Continuous innovation is essential for companies to remain competitive in any industry. Businesses refusing to adapt to product and process improvements have quickly been left in the dust by competitors. Stability in business is based on the ability of management to consistently and effectively adapt to changes in the external business environment.

In collaborative partnerships, suppliers and customers work jointly to develop products that will be popular on the open market. A recent article published by Michael Schrage in the Harvard Business Review shed some light on how to develop partnerships that are conducive to effective collaboration.

Despite the common misconception that a company’s “best” customers are those that provide them with the highest sales volumes, Schrage points out that long-term profitability is much more reliant on those customers that are open to collaborating on innovative ideas. Regardless of size, these are the customers that should actually be valued as strategic partners.

The essence of a partnership is that both parties must keep each other’s interests in mind at all times. Small suppliers in Asia and other manufacturing centers around the world must realize that major multinational corporations, while important to their short-term profitability, will cease any business relationship as soon as their products are outdated.

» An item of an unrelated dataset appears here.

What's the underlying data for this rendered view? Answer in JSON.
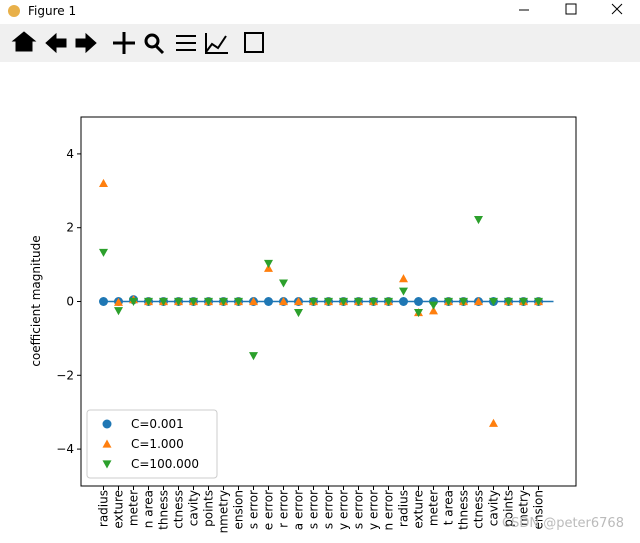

In global supply chains, large corporations are tied to numerous suppliers for their wide-ranging production needs. To stand out in this large pool, innovation partners must be able to prove that they have what it takes to consistently develop effective new products. Suppliers can prove themselves to these large customers by first targeting businesses with a smaller share of the market and proving that they are capable of keeping up with the pace of change.

Once a supplier can show that they have been effective innovators in the past, large corporations will be more open to forming a truly collaborative partnership with them. As always, “actions speak louder than words”. Suppliers must be willing to “walk the walk” before they try to “talk the talk” with global customers. If suppliers are not cognizant of the true relationship that they have with a large customer, they will find their innovative capacity crushed before it has a chance to develop.